The AGM said it had approved a dividend per share of Sh255 from the brewer’s 2021 net profit, being almost 60 percent more than the Sh160 that shareholders received from the 2020 profit.
Company’s board chairman Leonard Mususa also revealed that the brewer remained one of the largest taxpayers in Tanzania.
The company's shareholders are smiling all the way to the bank as more and more people drink TBL products, which include Kilimanjaro Lager, Konyagi, Castle Lager, Redd's, among others. TBL approved Sh75 billion in dividends to its shareholders, a 60% rise from the previous year.
“We approved a dividend payment of Sh75 billion to our esteemed shareholders. This is an equivalent of Sh255 per share, amounting to an increase of 60 percent from the previous year,” said Mr Mususa.
In 2020, a total of Sh47.209 billion was paid as dividend to the company’s shareholders.
Profit after tax jumped to Sh134.757 billion in 2021 from Sh89.086 billion in 2020.
TBL Plc’s managing director Jose Moran said the growth in sales volume last year was driven by encouraging results within the brewer’s Castle Lite and Kilimanjaro Lager.
“Wines and Spirits remained flat versus prior year driven by strong performance on both export and with some challenges in the local market after price increase due to changes in excise in spirits. The business demonstrated resilience and delivered encouraging performance,” Mr Moran said.
And, if data have anything to go by, then shareholders must expect much more from TBL Plc this year (2022) as the company’s net profit rose by about 10 percent during the first half of 2022, thanks to an improvement in sales volumes as the economy recovers from the adverse impacts of the Covid-19 pandemic, he expounded.
In its recently published unaudited quarterly financial statements, the company reported that in the first two quarters of 2022, it accumulated a net profit of Sh64.56 billion.
This was a Sh5.86 billion improvement from Sh58.7 billion that was recorded in the first six months of last year.
Meanwhile, TBL Plc made a significant contribution to government’s budget last year by paying a total of Sh472 billion in corporate tax, excise duty and value added tax compared to Sh463 billion in the previous year.
This gave the brewer the recognition as the largest tax payer in the country.
Mr Mususa told the AGM that the company shares its prosperity with the community through its CSR policy.
“Our business cannot exist without farmers, clean water, healthy communities, strong suppliers, a diverse and inclusive workforce and thriving natural ecosystems,” he said.
He said such a mind-set was the foundation of everything the company was doing, saying the firm’s Environment Social and Governance (ESG) Unit played a pivotal role in delivering the set strategy and purpose.

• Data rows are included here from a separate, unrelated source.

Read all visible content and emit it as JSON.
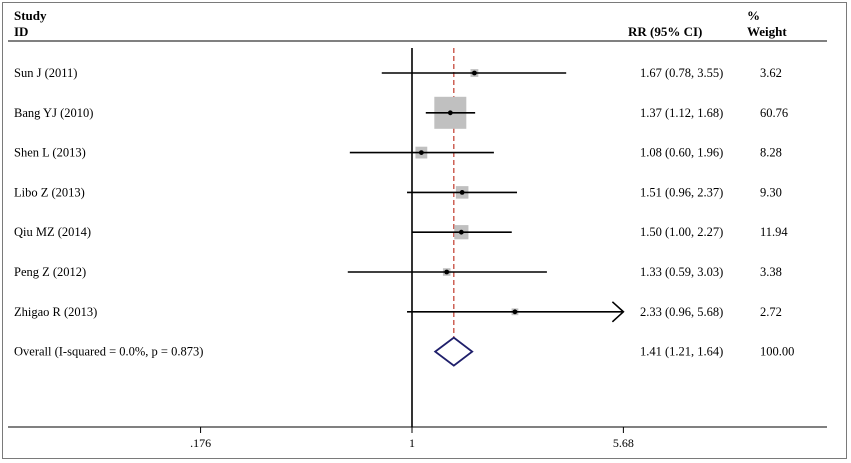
{
  "chart_data": {
    "type": "forest",
    "headers": {
      "study_line1": "Study",
      "study_line2": "ID",
      "effect": "RR (95% CI)",
      "weight_line1": "%",
      "weight_line2": "Weight"
    },
    "x_scale": "log",
    "x_ticks": [
      {
        "value": 0.176,
        "label": ".176"
      },
      {
        "value": 1,
        "label": "1"
      },
      {
        "value": 5.68,
        "label": "5.68"
      }
    ],
    "null_value": 1,
    "pooled_estimate": 1.41,
    "studies": [
      {
        "label": "Sun J (2011)",
        "rr": 1.67,
        "lo": 0.78,
        "hi": 3.55,
        "rr_text": "1.67 (0.78, 3.55)",
        "weight": 3.62,
        "weight_text": "3.62"
      },
      {
        "label": "Bang YJ (2010)",
        "rr": 1.37,
        "lo": 1.12,
        "hi": 1.68,
        "rr_text": "1.37 (1.12, 1.68)",
        "weight": 60.76,
        "weight_text": "60.76"
      },
      {
        "label": "Shen L (2013)",
        "rr": 1.08,
        "lo": 0.6,
        "hi": 1.96,
        "rr_text": "1.08 (0.60, 1.96)",
        "weight": 8.28,
        "weight_text": "8.28"
      },
      {
        "label": "Libo Z (2013)",
        "rr": 1.51,
        "lo": 0.96,
        "hi": 2.37,
        "rr_text": "1.51 (0.96, 2.37)",
        "weight": 9.3,
        "weight_text": "9.30"
      },
      {
        "label": "Qiu MZ (2014)",
        "rr": 1.5,
        "lo": 1.0,
        "hi": 2.27,
        "rr_text": "1.50 (1.00, 2.27)",
        "weight": 11.94,
        "weight_text": "11.94"
      },
      {
        "label": "Peng Z (2012)",
        "rr": 1.33,
        "lo": 0.59,
        "hi": 3.03,
        "rr_text": "1.33 (0.59, 3.03)",
        "weight": 3.38,
        "weight_text": "3.38"
      },
      {
        "label": "Zhigao R (2013)",
        "rr": 2.33,
        "lo": 0.96,
        "hi": 5.68,
        "rr_text": "2.33 (0.96, 5.68)",
        "weight": 2.72,
        "weight_text": "2.72",
        "arrow_right": true
      }
    ],
    "overall": {
      "label": "Overall (I-squared = 0.0%, p = 0.873)",
      "rr": 1.41,
      "lo": 1.21,
      "hi": 1.64,
      "rr_text": "1.41 (1.21, 1.64)",
      "weight_text": "100.00"
    },
    "colors": {
      "ci_line": "#000000",
      "weight_box": "#c0c0c0",
      "null_line": "#000000",
      "pooled_line": "#c0392b",
      "diamond": "#1f1f6b",
      "frame": "#7a7a7a"
    }
  }
}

Through strategic partnerships, he said TBL continues to support its contracted farmers to be skilled, connected and financially empowered, by helping them to improve their productivity, profitability, and efficient use of natural resources.

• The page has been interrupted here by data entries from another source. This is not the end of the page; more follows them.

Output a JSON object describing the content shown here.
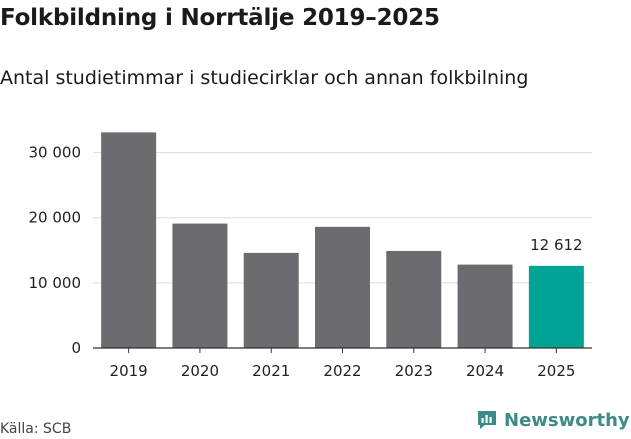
{
  "header": {
    "title": "Folkbildning i Norrtälje 2019–2025",
    "subtitle": "Antal studietimmar i studiecirklar och annan folkbilning"
  },
  "chart_data": {
    "type": "bar",
    "categories": [
      "2019",
      "2020",
      "2021",
      "2022",
      "2023",
      "2024",
      "2025"
    ],
    "values": [
      33100,
      19100,
      14600,
      18600,
      14900,
      12800,
      12612
    ],
    "highlight_index": 6,
    "data_labels": [
      {
        "index": 6,
        "text": "12 612"
      }
    ],
    "yticks": [
      {
        "value": 0,
        "label": "0"
      },
      {
        "value": 10000,
        "label": "10 000"
      },
      {
        "value": 20000,
        "label": "20 000"
      },
      {
        "value": 30000,
        "label": "30 000"
      }
    ],
    "ylim": [
      0,
      35000
    ],
    "grid": true,
    "colors": {
      "bar": "#6c6b70",
      "highlight": "#00a394",
      "grid": "#dddddd",
      "axis": "#333333"
    }
  },
  "footer": {
    "source": "Källa: SCB",
    "brand": "Newsworthy",
    "brand_color": "#3e8a87"
  }
}
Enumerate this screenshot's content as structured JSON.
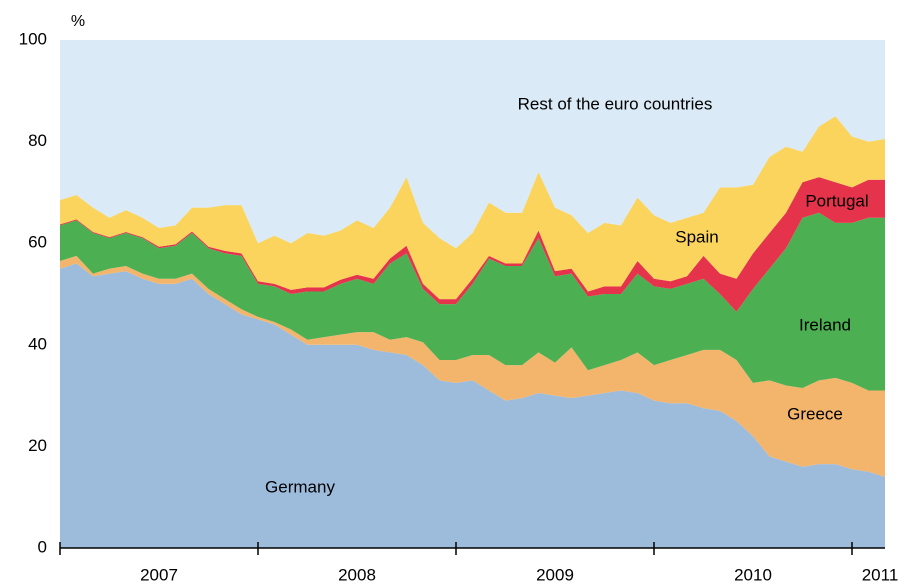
{
  "chart_data": {
    "type": "stacked_area",
    "ylabel": "%",
    "categories": [
      null,
      null,
      null,
      null,
      null,
      null,
      "2007",
      null,
      null,
      null,
      null,
      null,
      null,
      null,
      null,
      null,
      null,
      null,
      "2008",
      null,
      null,
      null,
      null,
      null,
      null,
      null,
      null,
      null,
      null,
      null,
      "2009",
      null,
      null,
      null,
      null,
      null,
      null,
      null,
      null,
      null,
      null,
      null,
      "2010",
      null,
      null,
      null,
      null,
      null,
      null,
      null,
      "2011"
    ],
    "ylim": [
      0,
      100
    ],
    "yticks": [
      0,
      20,
      40,
      60,
      80,
      100
    ],
    "series": [
      {
        "name": "Germany",
        "color": "#9dbcdc",
        "values": [
          55,
          56,
          53.5,
          54,
          54.5,
          53,
          52,
          52,
          53,
          50,
          48,
          46,
          45,
          44,
          42,
          40,
          40,
          40,
          40,
          39,
          38.5,
          38,
          36,
          33,
          32.5,
          33,
          31,
          29,
          29.5,
          30.5,
          30,
          29.5,
          30,
          30.5,
          31,
          30.5,
          29,
          28.5,
          28.5,
          27.5,
          27,
          25,
          22,
          18,
          17,
          16,
          16.5,
          16.5,
          15.5,
          15,
          14
        ]
      },
      {
        "name": "Greece",
        "color": "#f3b56c",
        "values": [
          1.5,
          1.5,
          0.5,
          1,
          1,
          1,
          1,
          1,
          1,
          1,
          1,
          1,
          0.5,
          0.5,
          1,
          1,
          1.5,
          2,
          2.5,
          3.5,
          2.5,
          3.5,
          4.5,
          4,
          4.5,
          5,
          7,
          7,
          6.5,
          8,
          6.5,
          10,
          5,
          5.5,
          6,
          8,
          7,
          8.5,
          9.5,
          11.5,
          12,
          12,
          10.5,
          15,
          15,
          15.5,
          16.5,
          17,
          17,
          16,
          17
        ]
      },
      {
        "name": "Ireland",
        "color": "#4caf52",
        "values": [
          7,
          7,
          8,
          6,
          6.5,
          7,
          6,
          6.5,
          8,
          8,
          9,
          10.5,
          6.5,
          7,
          7,
          9.5,
          9,
          10,
          10.5,
          9.5,
          15,
          16.5,
          10.5,
          11,
          11,
          14,
          19,
          19.5,
          19.5,
          22.5,
          17,
          14.5,
          14.5,
          14,
          13,
          15.5,
          15.5,
          14,
          14,
          14,
          11,
          9.5,
          18.5,
          22,
          27,
          33.5,
          33,
          30.5,
          31.5,
          34,
          34
        ]
      },
      {
        "name": "Portugal",
        "color": "#e5334b",
        "values": [
          0.2,
          0.2,
          0.2,
          0.2,
          0.2,
          0.2,
          0.3,
          0.3,
          0.3,
          0.3,
          0.5,
          0.5,
          0.5,
          0.5,
          0.8,
          0.8,
          0.8,
          0.8,
          0.8,
          1,
          1,
          1.5,
          1,
          1,
          1,
          1,
          0.5,
          0.5,
          0.5,
          1.5,
          1,
          1,
          1,
          1.5,
          1.5,
          2.5,
          1.5,
          1.5,
          1.5,
          4.5,
          4,
          6.5,
          7,
          7,
          7,
          7,
          7,
          8,
          7,
          7.5,
          7.5
        ]
      },
      {
        "name": "Spain",
        "color": "#fad45c",
        "values": [
          4.8,
          4.8,
          4.8,
          3.8,
          4.3,
          3.8,
          3.7,
          3.7,
          4.7,
          7.7,
          9,
          9.5,
          7.5,
          9.5,
          9.2,
          10.7,
          10.2,
          9.7,
          10.7,
          10,
          10,
          13.5,
          12,
          12,
          10,
          9,
          10.5,
          10,
          10,
          11.5,
          12.5,
          10.5,
          11.5,
          12.5,
          12,
          12.5,
          12.5,
          11.5,
          11.5,
          8.5,
          17,
          18,
          13.5,
          15,
          13,
          6,
          10,
          13,
          10,
          7.5,
          8
        ]
      },
      {
        "name": "Rest of the euro countries",
        "color": "#dbeaf7",
        "values": [
          31.5,
          30.5,
          33,
          35,
          33.5,
          35,
          37,
          36.5,
          33,
          33,
          32.5,
          32.5,
          40,
          38.5,
          40,
          38,
          38.5,
          37.5,
          35.5,
          37,
          33,
          27,
          36,
          39,
          41,
          38,
          32,
          34,
          34,
          26,
          33,
          34.5,
          38,
          36,
          36.5,
          31,
          34.5,
          36,
          35,
          34,
          29,
          29,
          28.5,
          23,
          21,
          22,
          17,
          15,
          19,
          20,
          19.5
        ]
      }
    ]
  }
}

“We are committed to reaching a set of sustainability goals by 2025, of which smart agriculture is a part. We have committed to ensuring that 100 percent of the direct farmers in our supply chain are skilled, connected and financially empowered by 2025,” said Mr Mususa, promising that the company will continue to support local farming and sourcing of raw materials.
According to him, TBL Group was committed to increasing locally sourced material as a key partner in the country’s socio-economic development.
The Group continues to play a key role in the agriculture sector and over the last year it purchased at least 70 percent of raw materials locally including barley, maize, sorghum and grapes to produce its products.
The government has recently granted a duty concession of 20 percent on locally malted barley and this has made it viable for the Group to invest in a local malting factory. This initiative will enable the company to utilize locally malted barley in its beer production at full capacity by 2027.
“TBL will continue to engage with the government in its efforts to build a secure base for industrialization,” he said.
In this regard the support from its principal, with its worldwide experience, will be provided whenever it is required.